QOTD (from an old IMO): show that none of these sums are integers

Here’s an old IMO question (or maybe it’s off one of the short or long lists) that I haven’t made any progress on:

Show that for any natural numbers \(a\) and \(n\) the sum
\[
1 + \frac{1}{1+a} + \frac{1}{1 + 2a} + \cdots + \frac{1}{1+n a}
\]
is not an integer.

An obvious and cool corollary is that the harmonic numbers are never integers.

  • I can give this a try, if you want still.

    This week, I have a bit of spare time.

  • If you get time, there is an interesting probability problem (a) on page 7 (here: http://isites.harvard.edu/fs/docs/icb.topic1025991.files/8%20-%20ConditionalProbability.pdf) about “true” prophets.

    See what you make of it.

  • swiftset

    Sure, give it a shot. I haven’t worked on it in a while, but I think a fruitful approach might be to try and sandwich it with log-like integrals and then somehow (this is the bit I haven’t been able to do) argue that there aren’t any integers between the two integrals.

    The true prophets problems look like applications of Bayes’ theorem.

  • Whoa!

    This problem, or the sum described, turns out to be a much studied.

    My original proof
    http://tinyurl.com/czleqr4

  • swiftset

    The proof doesn’t work as is: I agree with your first observation about no two terms adding up to larger than 1 unless one term is 1, but you can definitely add up more terms, none of which are 1, and get something larger than 1. You know this because the harmonic number \(H_n\) is on the order of \(\log n\), so the sequence diverges.

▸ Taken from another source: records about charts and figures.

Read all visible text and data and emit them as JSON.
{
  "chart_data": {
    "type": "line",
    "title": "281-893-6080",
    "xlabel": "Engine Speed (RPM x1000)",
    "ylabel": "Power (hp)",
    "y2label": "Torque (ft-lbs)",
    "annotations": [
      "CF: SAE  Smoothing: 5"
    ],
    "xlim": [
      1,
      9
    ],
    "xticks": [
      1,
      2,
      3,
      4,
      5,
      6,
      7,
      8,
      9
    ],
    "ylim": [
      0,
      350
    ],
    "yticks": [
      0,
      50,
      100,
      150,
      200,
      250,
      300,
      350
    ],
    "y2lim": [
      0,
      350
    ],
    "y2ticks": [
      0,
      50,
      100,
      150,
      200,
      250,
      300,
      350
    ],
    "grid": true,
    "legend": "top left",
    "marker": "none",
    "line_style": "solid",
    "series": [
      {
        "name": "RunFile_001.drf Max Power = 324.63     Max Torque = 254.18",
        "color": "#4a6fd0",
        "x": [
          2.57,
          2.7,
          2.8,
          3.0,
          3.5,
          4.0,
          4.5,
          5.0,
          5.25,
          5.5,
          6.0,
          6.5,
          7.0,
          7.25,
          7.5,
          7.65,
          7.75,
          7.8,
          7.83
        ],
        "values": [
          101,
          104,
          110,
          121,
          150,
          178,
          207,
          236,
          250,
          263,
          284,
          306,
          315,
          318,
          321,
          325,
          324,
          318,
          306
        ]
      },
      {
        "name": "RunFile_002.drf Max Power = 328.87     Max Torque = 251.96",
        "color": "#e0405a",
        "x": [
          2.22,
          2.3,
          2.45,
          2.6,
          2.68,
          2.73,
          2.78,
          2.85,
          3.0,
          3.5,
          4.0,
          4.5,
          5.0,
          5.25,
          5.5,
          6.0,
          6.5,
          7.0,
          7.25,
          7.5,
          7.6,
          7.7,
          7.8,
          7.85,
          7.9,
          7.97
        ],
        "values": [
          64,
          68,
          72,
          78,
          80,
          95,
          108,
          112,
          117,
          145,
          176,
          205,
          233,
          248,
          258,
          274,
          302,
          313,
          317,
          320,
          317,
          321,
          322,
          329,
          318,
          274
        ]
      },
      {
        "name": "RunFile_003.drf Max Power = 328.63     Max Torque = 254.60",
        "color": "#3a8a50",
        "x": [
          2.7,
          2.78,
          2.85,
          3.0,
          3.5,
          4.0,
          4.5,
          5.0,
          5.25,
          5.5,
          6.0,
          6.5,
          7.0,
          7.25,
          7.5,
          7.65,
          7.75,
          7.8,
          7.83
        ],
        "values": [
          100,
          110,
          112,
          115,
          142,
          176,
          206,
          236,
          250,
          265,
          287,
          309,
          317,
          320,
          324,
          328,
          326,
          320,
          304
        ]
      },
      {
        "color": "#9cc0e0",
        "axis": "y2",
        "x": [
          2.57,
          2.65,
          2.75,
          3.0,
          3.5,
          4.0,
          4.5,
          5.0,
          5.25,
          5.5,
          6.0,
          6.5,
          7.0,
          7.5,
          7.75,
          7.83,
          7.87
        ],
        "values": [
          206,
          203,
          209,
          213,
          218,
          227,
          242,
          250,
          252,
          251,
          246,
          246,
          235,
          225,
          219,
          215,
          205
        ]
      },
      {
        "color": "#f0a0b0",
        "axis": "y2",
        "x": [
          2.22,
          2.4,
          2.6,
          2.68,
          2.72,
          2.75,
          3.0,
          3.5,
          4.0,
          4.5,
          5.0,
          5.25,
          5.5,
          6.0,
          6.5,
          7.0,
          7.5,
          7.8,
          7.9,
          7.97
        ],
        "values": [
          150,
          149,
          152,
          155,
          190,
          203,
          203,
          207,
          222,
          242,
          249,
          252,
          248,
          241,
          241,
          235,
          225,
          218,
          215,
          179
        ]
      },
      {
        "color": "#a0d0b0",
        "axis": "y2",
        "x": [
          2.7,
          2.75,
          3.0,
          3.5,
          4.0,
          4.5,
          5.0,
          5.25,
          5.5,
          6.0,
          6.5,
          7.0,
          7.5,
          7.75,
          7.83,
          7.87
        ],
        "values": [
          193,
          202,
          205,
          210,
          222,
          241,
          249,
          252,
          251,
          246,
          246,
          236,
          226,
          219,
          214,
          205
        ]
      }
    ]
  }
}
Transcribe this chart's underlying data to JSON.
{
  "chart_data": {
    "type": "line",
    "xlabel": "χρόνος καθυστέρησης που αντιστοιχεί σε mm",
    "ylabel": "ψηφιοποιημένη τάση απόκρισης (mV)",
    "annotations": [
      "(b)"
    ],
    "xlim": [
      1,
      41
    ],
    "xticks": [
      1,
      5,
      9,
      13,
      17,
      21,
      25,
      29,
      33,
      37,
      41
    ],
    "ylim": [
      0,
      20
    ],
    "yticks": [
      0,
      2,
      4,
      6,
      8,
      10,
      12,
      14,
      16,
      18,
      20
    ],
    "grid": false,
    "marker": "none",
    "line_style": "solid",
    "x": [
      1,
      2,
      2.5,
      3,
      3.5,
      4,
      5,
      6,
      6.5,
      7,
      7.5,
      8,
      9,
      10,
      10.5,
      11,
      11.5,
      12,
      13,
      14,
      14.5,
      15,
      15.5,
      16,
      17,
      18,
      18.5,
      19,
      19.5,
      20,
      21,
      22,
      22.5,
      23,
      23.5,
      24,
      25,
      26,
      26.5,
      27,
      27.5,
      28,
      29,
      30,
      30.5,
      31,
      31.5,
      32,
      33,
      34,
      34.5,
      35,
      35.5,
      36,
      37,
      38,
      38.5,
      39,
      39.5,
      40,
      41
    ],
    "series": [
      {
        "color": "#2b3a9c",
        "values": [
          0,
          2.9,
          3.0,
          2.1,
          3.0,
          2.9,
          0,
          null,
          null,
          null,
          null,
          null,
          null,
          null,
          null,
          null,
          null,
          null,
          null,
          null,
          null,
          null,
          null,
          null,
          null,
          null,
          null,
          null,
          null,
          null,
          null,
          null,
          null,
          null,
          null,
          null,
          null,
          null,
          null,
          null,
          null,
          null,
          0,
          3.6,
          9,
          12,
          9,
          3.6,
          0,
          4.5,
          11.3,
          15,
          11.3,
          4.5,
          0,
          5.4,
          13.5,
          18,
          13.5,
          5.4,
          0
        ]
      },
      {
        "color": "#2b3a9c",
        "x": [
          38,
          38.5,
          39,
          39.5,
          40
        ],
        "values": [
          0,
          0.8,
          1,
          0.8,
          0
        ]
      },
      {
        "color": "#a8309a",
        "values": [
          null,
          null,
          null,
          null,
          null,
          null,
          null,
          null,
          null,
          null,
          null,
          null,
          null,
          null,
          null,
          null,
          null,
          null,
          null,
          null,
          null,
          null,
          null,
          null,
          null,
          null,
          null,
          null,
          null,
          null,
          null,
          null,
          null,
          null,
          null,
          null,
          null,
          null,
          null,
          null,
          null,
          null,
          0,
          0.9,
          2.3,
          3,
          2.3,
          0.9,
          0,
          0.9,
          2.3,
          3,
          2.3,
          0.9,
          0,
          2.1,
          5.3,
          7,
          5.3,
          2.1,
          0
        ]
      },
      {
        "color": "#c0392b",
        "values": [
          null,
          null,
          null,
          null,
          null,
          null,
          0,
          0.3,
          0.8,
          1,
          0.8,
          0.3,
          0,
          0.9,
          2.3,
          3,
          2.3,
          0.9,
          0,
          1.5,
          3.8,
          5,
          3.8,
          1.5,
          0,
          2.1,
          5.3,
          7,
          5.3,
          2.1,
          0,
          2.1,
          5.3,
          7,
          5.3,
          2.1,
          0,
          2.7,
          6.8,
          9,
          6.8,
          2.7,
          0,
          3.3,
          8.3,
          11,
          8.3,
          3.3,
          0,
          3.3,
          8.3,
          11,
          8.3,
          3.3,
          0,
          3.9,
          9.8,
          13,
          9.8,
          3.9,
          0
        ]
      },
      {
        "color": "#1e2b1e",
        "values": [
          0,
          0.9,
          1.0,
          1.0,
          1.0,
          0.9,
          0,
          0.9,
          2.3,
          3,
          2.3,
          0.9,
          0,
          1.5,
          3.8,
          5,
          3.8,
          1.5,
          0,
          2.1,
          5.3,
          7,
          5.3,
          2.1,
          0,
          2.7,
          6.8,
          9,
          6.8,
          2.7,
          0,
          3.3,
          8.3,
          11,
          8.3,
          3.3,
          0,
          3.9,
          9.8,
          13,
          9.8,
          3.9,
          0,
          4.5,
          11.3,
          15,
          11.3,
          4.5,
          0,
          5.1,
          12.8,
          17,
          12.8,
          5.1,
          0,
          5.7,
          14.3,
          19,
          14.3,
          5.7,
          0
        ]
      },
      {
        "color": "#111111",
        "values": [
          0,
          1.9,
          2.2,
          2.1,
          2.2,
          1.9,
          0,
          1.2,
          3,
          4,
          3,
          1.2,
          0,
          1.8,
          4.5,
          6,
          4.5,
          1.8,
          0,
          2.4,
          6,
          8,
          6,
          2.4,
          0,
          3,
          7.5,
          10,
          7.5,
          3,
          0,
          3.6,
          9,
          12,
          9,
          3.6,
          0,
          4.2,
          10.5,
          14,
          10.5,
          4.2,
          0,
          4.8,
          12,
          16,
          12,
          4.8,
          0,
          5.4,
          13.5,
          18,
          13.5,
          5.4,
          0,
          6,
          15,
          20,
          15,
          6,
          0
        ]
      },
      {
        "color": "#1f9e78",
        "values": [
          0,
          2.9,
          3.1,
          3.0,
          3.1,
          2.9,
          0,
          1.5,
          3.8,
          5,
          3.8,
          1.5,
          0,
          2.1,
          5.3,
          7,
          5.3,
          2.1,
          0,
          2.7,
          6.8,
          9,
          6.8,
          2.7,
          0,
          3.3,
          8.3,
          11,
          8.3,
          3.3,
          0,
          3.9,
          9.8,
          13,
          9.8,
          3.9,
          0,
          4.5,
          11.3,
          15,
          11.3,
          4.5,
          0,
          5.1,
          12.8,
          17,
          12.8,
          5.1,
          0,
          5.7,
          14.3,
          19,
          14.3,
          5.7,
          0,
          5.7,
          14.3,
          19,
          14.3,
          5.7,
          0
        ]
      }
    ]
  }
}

    I didn’t know that there was a standard proof that the harmonic numbers aren’t integers, but maybe we can adapt that for general \(a\)? It’s worth a try.

    • Sorry for the lat response. Distracted by schoolwork.
      Anyway, I see the serious error in my proof.

      I thought about it and came up with another explanation. But when I go to edit my proof, my document is nowhere to be found. As if been deleted: everything including drafts, final copy that was both on my computer and hosted on website.
      Curious.

      Anyway, my quick work-around is this.

      The crux of the problem is wanting to show that any partial sums in the finite series cannot add to an integer.

      That means the numerator, which is a sum of the integers from the denominator from the original terms, and divided by the denominator, which is the product of said integers, must equal some integer value.

      This happens iff with perfect numbers, only case are the first three numbers in series: 1,2, & 3. Never works thereafter.

      Applying the Fundamental Theorem of Arithmetic shows that it is impossible to pull out a common factor from the numerator that can cancel out with a possible common factor from the denominator.

      I hope this is clear. I am too lazy to re-type what I original wrote from scratch, again.